LÀ OÙ LES RENCONTRES FLEURISSENT
Racines plurielles c’est aussi…
« En pensant à Racines plurielles, ce que je visualise, c'est un arbre, pour l'ancrage dans le sol qui est stable, pour la force, pour ce que ça transmet. » Marie Aubry
« Racines plurielles, c’est comme faire la ronde. Tu ne peux pas arrêter l’énergie qui circule ! Il y a quelque chose de magique, d’instantané qui se passe ! » Charlène Ouimet
« Si j'avais à donner une forme au projet Racines plurielles, ce serait celle d'une pomme car c'est quelque chose dans lequel on peut croquer, apprécier sa saveur et qui nourrit notre intérieur. » Ghislain Charest
« Racines plurielles, c’est comme un breuvage chaud, réconfortant qui donne un prétexte pour prendre un temps d'arrêt ensemble. » Pascale Malenfant
« Pour moi, Racines plurielles serait un métier à tisser. Il rassemble des fils de toutes sortes et les tisse ensemble pour créer quelque chose de beau et d’unique. Chaque fil garde sa couleur, sa texture, son histoire… mais une fois réunis, ils forment une seule œuvre. » Anaïs Kechidi
« Racines plurielles rappelle que chaque personne est plus vaste que son parcours apparent. Il crée des ponts là où il y avait des silences, et redonne une valeur essentielle au récit humain. Il nous rappelle l’importance de se regarder droit dans les yeux, de s’écouter et de se tenir la main pour bâtir demain. » Michel Vallée
Racines plurielles s'est déployé à travers le Québec de 2023 à 2026. Nous remercions chaleureusement toutes les personnes qui ont pris part à ce projet, de près ou de loin. Ce projet est le résultat d’un travail collectif porté par l’engagement des personnes participantes, des artistes, des organismes partenaires et des villes et des MRC dont les noms figurent ci-dessous.
Rédaction et direction artistique : Nelly Onestas Daou, artiste et médiatrice culturelle
Conception graphique : agence QuatreCentQuatre
Vidéo : Charles-Vincent Dufort
Illustrations : Marie-Eve Turgeon
Photographie : Alexandre Bacon, Anthony François, Camille Tellier, Charles Brilland, Claude Brazeau, Emmanuelle Roberge, Etienne Boisvert, Gabriel Fournier, Jean-Michel Naud, Jean-Michael Seminaro, Maude Saint-Pierre, Marie-Andrée Blais, Marie-Jeanne Tremblay, Olive Dussault, Vincent Girard
Équipe de Culture pour tous :
Volet exposition de Racines plurielles : coordination, relecture et approbation
Emilie Gomez, chargée de projet
Anaïs Kechidi, coordonnatrice
Révision linguistique :
Isabelle Tanguay, chargée de projets – Éducation, réviseuse
Communications : stratégie, intégration et diffusion
Joannie Chassé, directrice des communications et partenariats
Léna Gouérou, conseillère aux communications
Sahara Rose Osega Robles, gestionnaire de communauté
Gabriel Turcotte-Dubé, agent aux communications
Emma Brouwer, coordonnatrice partenariats
Direction générale :
Michel Vallée, président-directeur général
Anastasia Vaillancourt, directrice générale adjointe
Racines plurielles favorise la rencontre entre les citoyens déjà établis et les personnes nouvellement arrivées au Québec par le déploiement d’activités de médiation culturelle interculturelle.

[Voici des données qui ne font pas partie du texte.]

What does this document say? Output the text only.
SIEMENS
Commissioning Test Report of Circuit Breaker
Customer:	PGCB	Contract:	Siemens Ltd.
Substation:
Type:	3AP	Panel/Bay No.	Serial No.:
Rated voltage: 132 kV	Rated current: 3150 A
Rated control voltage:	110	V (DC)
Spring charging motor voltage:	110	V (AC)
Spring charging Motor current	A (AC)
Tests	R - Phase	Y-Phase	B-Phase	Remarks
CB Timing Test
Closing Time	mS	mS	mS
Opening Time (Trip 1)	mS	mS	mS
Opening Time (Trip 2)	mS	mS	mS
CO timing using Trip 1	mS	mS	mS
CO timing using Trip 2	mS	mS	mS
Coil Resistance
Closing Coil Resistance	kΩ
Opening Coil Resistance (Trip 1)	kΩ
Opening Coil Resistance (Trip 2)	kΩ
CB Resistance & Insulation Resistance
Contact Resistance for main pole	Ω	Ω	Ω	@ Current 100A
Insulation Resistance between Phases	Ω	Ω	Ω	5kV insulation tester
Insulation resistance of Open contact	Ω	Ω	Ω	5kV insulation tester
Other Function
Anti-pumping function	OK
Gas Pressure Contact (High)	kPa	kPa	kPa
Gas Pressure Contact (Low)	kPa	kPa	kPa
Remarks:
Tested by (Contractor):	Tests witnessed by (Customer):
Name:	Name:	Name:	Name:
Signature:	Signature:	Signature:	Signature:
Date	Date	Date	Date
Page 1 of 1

Cette initiative de Culture pour tous, rendue possible grâce à la participation financière du ministère de l’Immigration, de la Francisation et de l’Intégration, est fièrement appuyée par l’Association des bibliothèques publiques du Québec.

Caroline Schryer
Participante, Ville-Marie
« Je suis Caroline Schryer, je demeure à Ville-Marie, dans la belle région du Témiscamingue.
Je suis quelqu’un de manuel : j’ai beaucoup de plaisir à travailler avec mes mains. L’atelier pour faire un canot en bouleau, ça m’a vraiment interpellée.
Pour moi, c’était un peu comme une porte d’entrée pour apprendre à mieux connaître les communautés autochtones proches de la région.
Travailler le bois, l’écorce, ça m’a beaucoup apporté. Ça m’apaise beaucoup, ça m’aide à vivre le moment présent. J’en ai retiré beaucoup de satisfaction.
L’échange avec notre professeur, c’était une belle découverte pour moi. Il nous a vraiment enseigné son respect pour la nature, pour ce qu’elle nous donne. Ça m’a fait voir la forêt d’une façon différente.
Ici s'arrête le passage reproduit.